Bunlar gösteriyor ki güreş, insanların yaşama biçimlerinin sonucu olarak ortaya çıkmıştır. Medeniyetin ilerlediği tekniğin aşama kaydettiği ileriki çağlarda insanlığın ateşi bulması, madenleri kullanmaya başlamasıyla güreş kişilerin gücünü ölçmek, kabile başkanları, komutanları seçmek gibi yeni amaçlar kazandı. Ayrıca özel günlerin de en büyük heyecanı haline geldi. Güreş şampiyonlarına, şiirlerle, şarkılara, efsaneleştirilerek yüceltildi, pehlivanların isimlerine abideler dikildi.
İlkel insanlar güçlü doğa koşullarıyla mücadele ederken, günümüzün güreş sporundan pek de farklı olmayan bir mücadele yaşamak zorunda kalmıştır.
Önceleri insan hayatının çevreye uyması, hayatta kalmasının tabii sonucu olarak içgüdüye dayalı gelişen güreş sporunun, medeniyetin ilerlemesiyle, toplumların kültürel, fiziki özelliklerinden de etkilenerek gelişme göstererek günümüzün ana spor dallarından biri haline gelmiştir.
Güreşin müdafaa vasıtası olmaktan çıkıp spor şekline gelişine kadar geçirdiği yıllar tarihin karanlıkları içinde kaybolmaktadır. Tüm sporların en eskisi olan güreş, bir bilim sanatıdır. Rakibi atmak, saf dışı bırakmak yeterli olmuyordu. Bu uğraş teknikle geliştirilmelidir.
Türkçenin çeşitli lehçelerinde küreş ve göreş şeklinde de bulunan kelimenin etimolojisi kesin olarak bilinmemektedir. Hem beden gücüne, hem de zekâya dayanan güreş sporunun geçmişi insanlık tarihi kadar eskidir.
Milattan önceki dönemlerde mağaralarda ki duvar resimlerinde de görülen güreş figürleri, bu sporun en az o dönemden itibaren sistemli şekilde geliştirilmiş olduğunu göstermektedir.
İlk insanlar hayvanlarla, kendi cinsinden olanlarla, yakından uğraşmak zorunda kalınca, kendi vücut ağırlığıyla kas gücünden de yararlanma şekliyle Güreş spor sanatını yaratmıştır.
Bu görünümüyle güreş insanlığın yaşamı boyunca bireyin toplumlar arasında yüksek meziyeti olarak kabul görmüştür.

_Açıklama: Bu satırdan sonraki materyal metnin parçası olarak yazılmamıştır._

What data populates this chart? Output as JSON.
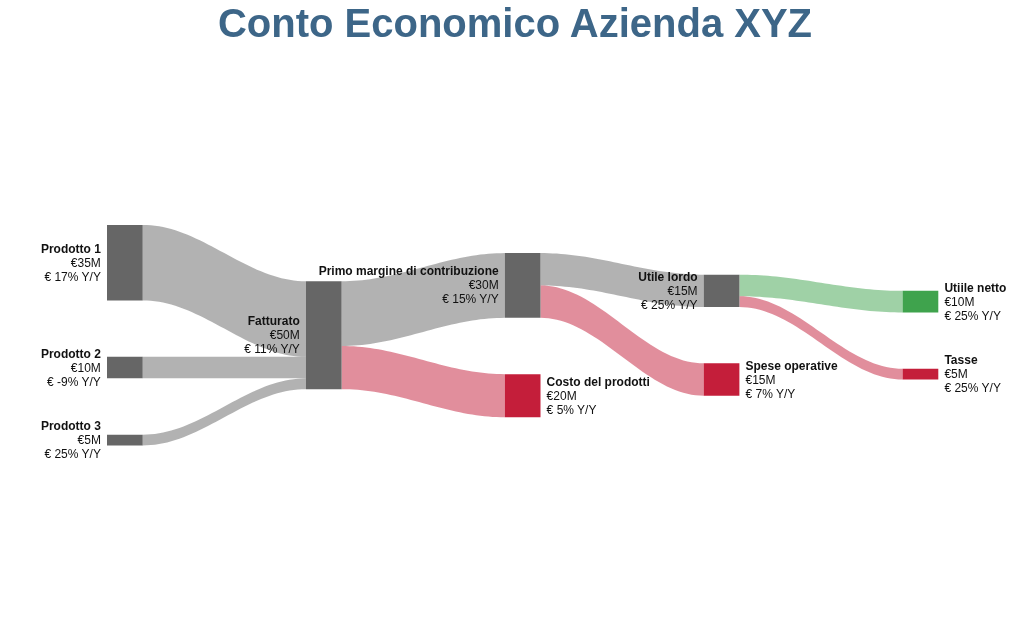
{
  "chart_data": {
    "type": "other",
    "title": "Conto Economico Azienda XYZ",
    "categories": [
      "Prodotto 1",
      "Prodotto 2",
      "Prodotto 3",
      "Fatturato",
      "Primo margine di contribuzione",
      "Costo del prodotti",
      "Utile lordo",
      "Spese operative",
      "Utiile netto",
      "Tasse"
    ],
    "values": [
      35,
      10,
      5,
      50,
      30,
      20,
      15,
      15,
      10,
      5
    ],
    "colors": [
      "#666666",
      "#666666",
      "#666666",
      "#666666",
      "#666666",
      "#c41e3a",
      "#666666",
      "#c41e3a",
      "#3fa34d",
      "#c41e3a"
    ],
    "value_labels": [
      "€35M",
      "€10M",
      "€5M",
      "€50M",
      "€30M",
      "€20M",
      "€15M",
      "€15M",
      "€10M",
      "€5M"
    ],
    "annotations": [
      "€ 17% Y/Y",
      "€ -9% Y/Y",
      "€ 25% Y/Y",
      "€ 11% Y/Y",
      "€ 15% Y/Y",
      "€ 5% Y/Y",
      "€ 25% Y/Y",
      "€ 7% Y/Y",
      "€ 25% Y/Y",
      "€ 25% Y/Y"
    ]
  }
}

Özel günlerde halkın en büyük heyecanlarından biri olarak, insan gücünü destekleyen türlü araç, imkânların ortaya çıkmasına karşın, bu değerleri, zamanımıza dek gelenekleriyle birlikte ulaşmıştır.
Güreş; İki canlı [insan] arasındaki araç, gereçsiz olarak yapılan yakın temas uğraşısının en kusursuz olanıdır. Gerçekte de öyledir. Güreş sporundaki bir anlık dalgınlık insanı tuşa [mağlubiyete] götürmektedir.
Güreş; rakibe vurmadan, kollar, bacaklar ve gövdeyi kullanarak rakibi alt etmeye dayanan spor dalıdır.
Güreş; insanların zekâ ve beden güçlerini birleştirerek kol ve bacaklarıyla yaptıkları bir mücadele türüdür.
Güreş; insanların güçlerini ve güvenlerini kollarıyla denedikleri ve aradıkları dönemlerde, biçimlenen bir mücadele türü olmuştur.
Batı Türklerinde güreş veya güleş şeklinde söylenen sözcük, “Divan ü Lügat it Türk” te küreş şeklinde kullanılmıştır.
Kür-er: Yiğit, sarsılmaz, pek yürekli, kabadayı adam demektir.
: Eş, arkadaş demektir.
Kür-eş-mek: Başka birisiyle yarışmak anlamına gelir. Güreş yapana da güreşçi denir. Burhan-ı Katı’a göre yürekli, cesur [şeci], yiğit, doğru sözlü kimseye de pehlivan denir.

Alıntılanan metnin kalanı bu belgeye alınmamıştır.